L’avanzamento dei sottufficiali (ma anche degli altri militari appartenenti alla categoria del personale non direttivo delle Forze armate) è, per esplicita volontà del legislatore, riservato soltanto al personale in servizio attivo:
- già nella l. n. 212/1983, e specificamente nel titolo III, rubricato “ Avanzamento dei sottufficiali in servizio permanente ”, vi era un chiaro riferimento ai soli militari in servizio attivo;
- nel d.lgs. n. 196/1995, ai fini dell’avanzamento, si fa espressa menzione dei sottoufficiali “ in servizio permanente ”;
- l’assetto è rimasto pressoché invariato anche nell’attuale sistema retto dalle omologhe disposizioni contenute nel d.lgs. n. 66/2010, recante il codice dell’ordinamento militare.
L’attualità della persistenza del servizio è presupposto indefettibile per il conferimento della promozione, la quale “ trova la propria giustificazione primaria nella migliore utilizzazione del personale militare nell’interesse dell’amministrazione, sicché il sottoufficiale collocato a riposo prima dell’ultimazione della procedura di avanzamento non può essere promosso, anche laddove la potenziale promozione…decorra da una data anteriore a quella di effettiva cessazione del rapporto di servizio ” (Consiglio di Stato sez. II, 27 dicembre 2022, n. 11344).
Nel caso di specie, il ricorrente, durante l’espletamento della procedura di valutazione, ha optato per il pensionamento, effettuando, per tale via, una scelta consapevole, comportante la rinuncia ad ogni futura attribuzione di status e patrimoniale, sempreché espressamente non spettante ex lege in via retroattiva (il che, tuttavia, non è riscontrabile nell’ipotesi in esame).
Per le ragioni esposte, il ricorso deve essere rigettato.

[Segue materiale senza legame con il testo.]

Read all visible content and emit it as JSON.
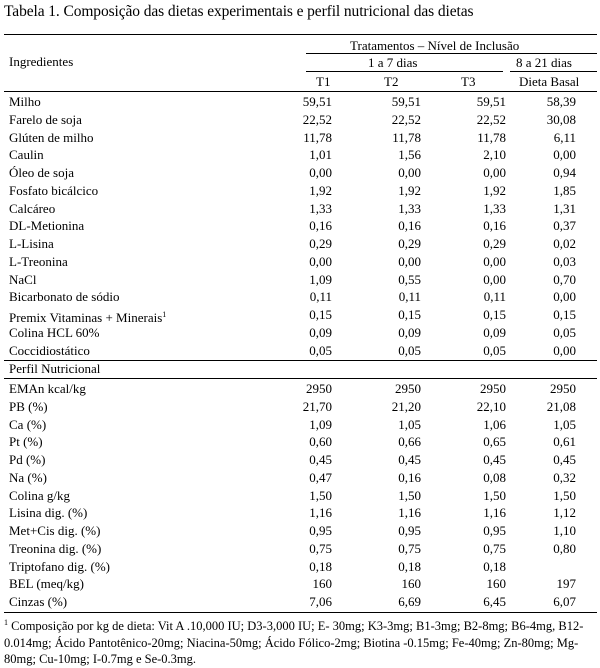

Le spese di lite possono essere compensate in ragione delle peculiarità della controversia.
P.Q.M.
Il Tribunale Amministrativo Regionale per il Lazio (Sezione Prima Bis), definitivamente pronunciando sul ricorso, come in epigrafe proposto, lo rigetta.
Spese compensate.
Ordina che la presente sentenza sia eseguita dall’autorità amministrativa.

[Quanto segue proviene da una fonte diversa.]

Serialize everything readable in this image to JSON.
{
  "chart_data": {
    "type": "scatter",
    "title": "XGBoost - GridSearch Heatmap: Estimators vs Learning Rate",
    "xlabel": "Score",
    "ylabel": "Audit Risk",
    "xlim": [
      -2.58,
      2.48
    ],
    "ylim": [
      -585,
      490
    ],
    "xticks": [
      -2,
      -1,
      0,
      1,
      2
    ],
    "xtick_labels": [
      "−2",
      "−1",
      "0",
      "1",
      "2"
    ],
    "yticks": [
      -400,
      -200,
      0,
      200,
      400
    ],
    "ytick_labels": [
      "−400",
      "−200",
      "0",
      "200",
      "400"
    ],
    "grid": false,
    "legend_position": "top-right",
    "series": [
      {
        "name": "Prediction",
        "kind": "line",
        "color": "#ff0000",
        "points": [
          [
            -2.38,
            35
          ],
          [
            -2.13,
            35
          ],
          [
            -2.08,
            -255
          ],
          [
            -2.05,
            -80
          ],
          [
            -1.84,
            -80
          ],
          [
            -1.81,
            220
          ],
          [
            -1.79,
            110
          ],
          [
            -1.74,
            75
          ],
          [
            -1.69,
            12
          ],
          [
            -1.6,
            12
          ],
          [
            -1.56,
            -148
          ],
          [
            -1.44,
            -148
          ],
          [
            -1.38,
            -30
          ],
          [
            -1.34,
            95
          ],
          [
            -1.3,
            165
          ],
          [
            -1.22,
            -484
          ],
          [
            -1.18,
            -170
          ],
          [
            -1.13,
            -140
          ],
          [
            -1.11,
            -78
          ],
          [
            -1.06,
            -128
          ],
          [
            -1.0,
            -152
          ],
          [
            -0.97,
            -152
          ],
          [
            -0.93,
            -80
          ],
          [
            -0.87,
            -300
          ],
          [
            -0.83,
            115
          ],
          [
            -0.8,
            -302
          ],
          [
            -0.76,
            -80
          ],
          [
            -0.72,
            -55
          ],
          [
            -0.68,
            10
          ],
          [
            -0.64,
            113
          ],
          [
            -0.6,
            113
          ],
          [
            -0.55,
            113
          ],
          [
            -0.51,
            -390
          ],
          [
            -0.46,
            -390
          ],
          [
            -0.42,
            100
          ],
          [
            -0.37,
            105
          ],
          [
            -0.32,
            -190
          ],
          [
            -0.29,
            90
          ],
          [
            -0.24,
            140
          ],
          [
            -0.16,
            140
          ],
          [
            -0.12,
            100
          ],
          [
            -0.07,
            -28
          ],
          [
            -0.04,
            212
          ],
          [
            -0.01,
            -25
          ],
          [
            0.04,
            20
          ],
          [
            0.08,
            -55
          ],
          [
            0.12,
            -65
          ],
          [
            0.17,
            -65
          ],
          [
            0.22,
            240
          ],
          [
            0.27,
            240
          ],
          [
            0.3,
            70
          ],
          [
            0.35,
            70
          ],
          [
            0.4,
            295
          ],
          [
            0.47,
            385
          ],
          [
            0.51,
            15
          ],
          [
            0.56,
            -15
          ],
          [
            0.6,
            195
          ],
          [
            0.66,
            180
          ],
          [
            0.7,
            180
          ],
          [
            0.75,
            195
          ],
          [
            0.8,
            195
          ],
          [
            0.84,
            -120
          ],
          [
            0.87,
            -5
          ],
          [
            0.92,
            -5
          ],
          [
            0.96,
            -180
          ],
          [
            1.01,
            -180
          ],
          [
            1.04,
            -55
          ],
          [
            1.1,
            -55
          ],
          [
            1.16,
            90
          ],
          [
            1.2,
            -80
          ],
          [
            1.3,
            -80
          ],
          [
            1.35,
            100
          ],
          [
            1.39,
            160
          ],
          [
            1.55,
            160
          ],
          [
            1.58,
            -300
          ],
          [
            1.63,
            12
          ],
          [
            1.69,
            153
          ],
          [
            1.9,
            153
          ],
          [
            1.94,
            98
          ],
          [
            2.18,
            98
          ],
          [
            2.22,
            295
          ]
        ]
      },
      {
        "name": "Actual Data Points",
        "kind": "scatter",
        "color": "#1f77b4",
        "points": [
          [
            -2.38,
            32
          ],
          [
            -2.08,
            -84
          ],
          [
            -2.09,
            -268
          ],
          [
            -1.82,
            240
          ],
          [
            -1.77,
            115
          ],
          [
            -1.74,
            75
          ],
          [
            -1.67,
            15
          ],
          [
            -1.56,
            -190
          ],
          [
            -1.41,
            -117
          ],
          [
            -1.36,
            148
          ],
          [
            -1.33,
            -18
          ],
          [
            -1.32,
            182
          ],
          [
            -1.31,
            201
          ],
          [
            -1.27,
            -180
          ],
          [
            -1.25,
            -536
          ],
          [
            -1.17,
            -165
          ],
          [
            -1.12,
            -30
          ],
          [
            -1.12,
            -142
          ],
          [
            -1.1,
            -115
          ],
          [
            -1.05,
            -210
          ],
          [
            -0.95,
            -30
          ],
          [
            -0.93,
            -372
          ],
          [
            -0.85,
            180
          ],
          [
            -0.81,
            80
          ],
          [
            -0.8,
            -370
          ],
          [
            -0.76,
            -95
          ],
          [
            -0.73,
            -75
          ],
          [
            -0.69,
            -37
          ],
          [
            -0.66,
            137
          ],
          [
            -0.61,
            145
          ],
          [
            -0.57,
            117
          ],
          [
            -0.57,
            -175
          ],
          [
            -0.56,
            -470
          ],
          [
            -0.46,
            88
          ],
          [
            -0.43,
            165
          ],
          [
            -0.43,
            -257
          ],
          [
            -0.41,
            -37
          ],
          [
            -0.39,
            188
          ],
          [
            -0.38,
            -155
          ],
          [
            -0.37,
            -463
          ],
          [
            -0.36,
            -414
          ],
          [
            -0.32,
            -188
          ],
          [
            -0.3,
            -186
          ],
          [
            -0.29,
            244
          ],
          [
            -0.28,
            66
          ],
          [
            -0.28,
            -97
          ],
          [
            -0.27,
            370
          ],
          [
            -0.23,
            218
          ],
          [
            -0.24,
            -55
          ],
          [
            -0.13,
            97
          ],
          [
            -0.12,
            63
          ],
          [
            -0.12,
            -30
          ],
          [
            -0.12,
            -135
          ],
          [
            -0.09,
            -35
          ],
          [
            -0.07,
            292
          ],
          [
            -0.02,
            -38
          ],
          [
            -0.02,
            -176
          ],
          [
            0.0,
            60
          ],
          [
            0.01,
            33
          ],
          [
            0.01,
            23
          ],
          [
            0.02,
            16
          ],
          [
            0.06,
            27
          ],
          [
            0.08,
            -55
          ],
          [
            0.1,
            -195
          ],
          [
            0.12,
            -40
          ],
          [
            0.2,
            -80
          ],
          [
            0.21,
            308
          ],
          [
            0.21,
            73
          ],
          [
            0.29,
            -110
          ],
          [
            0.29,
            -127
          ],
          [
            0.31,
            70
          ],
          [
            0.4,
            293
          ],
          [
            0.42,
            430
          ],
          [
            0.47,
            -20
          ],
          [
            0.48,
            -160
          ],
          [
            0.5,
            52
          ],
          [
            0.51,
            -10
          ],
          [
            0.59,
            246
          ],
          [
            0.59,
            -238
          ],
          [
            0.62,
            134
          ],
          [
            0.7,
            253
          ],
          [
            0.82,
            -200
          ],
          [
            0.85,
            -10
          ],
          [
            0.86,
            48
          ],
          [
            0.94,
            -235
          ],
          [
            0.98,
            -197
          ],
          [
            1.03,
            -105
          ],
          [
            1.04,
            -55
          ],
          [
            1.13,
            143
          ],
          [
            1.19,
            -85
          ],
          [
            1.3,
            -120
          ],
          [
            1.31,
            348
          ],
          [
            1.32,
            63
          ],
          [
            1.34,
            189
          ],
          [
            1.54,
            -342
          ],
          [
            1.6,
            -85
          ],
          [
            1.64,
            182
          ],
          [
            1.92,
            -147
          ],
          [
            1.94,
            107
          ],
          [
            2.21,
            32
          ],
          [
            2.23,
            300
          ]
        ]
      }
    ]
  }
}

Ritenuto che sussistano i presupposti di cui all’articolo 52, commi 1 e 2, del decreto legislativo 30 giugno 2003, n. 196 (e degli articoli 5 e 6 del Regolamento (UE) 2016/679 del Parlamento europeo e del Consiglio del 27 aprile 2016), a tutela dei diritti o della dignità della parte interessata, manda alla Segreteria di procedere all’oscuramento delle generalità di parte ricorrente.

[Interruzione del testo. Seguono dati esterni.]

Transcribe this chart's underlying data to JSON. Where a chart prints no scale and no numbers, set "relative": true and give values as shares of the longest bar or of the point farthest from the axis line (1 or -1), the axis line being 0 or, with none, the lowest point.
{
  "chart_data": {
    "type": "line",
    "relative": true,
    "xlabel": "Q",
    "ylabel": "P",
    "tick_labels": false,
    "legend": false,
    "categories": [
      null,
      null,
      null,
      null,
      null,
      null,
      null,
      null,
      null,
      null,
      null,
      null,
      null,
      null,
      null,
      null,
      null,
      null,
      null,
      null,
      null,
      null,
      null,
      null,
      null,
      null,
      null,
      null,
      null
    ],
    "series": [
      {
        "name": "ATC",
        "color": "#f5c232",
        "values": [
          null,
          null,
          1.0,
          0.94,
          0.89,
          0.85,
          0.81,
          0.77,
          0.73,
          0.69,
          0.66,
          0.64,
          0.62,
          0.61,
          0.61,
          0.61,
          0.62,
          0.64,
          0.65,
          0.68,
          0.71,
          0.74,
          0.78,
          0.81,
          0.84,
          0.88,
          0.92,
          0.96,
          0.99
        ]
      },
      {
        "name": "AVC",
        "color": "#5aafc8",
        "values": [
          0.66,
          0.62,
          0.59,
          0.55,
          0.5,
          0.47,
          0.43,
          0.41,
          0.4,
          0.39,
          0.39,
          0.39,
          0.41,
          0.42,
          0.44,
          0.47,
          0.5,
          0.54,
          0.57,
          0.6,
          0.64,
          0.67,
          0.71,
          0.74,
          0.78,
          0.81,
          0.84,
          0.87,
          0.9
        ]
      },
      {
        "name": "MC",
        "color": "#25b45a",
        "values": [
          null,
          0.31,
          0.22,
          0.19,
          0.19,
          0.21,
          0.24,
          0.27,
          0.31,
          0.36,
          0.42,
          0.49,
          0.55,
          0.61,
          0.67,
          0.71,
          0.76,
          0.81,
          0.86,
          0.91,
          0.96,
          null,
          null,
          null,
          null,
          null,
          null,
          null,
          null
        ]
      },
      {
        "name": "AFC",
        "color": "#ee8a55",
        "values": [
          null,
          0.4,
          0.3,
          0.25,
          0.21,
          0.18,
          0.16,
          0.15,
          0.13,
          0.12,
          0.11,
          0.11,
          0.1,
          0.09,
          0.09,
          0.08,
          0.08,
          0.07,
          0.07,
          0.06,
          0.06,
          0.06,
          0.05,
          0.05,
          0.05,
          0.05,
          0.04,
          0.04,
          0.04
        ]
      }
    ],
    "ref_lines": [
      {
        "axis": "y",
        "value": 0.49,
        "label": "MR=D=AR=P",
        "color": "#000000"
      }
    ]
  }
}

Così deciso in Roma nella camera di consiglio del giorno 13 marzo 2026 con l’intervento dei magistrati:
ZO BL, Presidente
Davide De Grazia, Primo Referendario
AN CA, Primo Referendario, Estensore
| L'ESTENSORE | IL PRESIDENTE |
| AN CA | ZO BL |
IL SEGRETARIO
In caso di diffusione omettere le generalità e gli altri dati identificativi dei soggetti interessati nei termini indicati.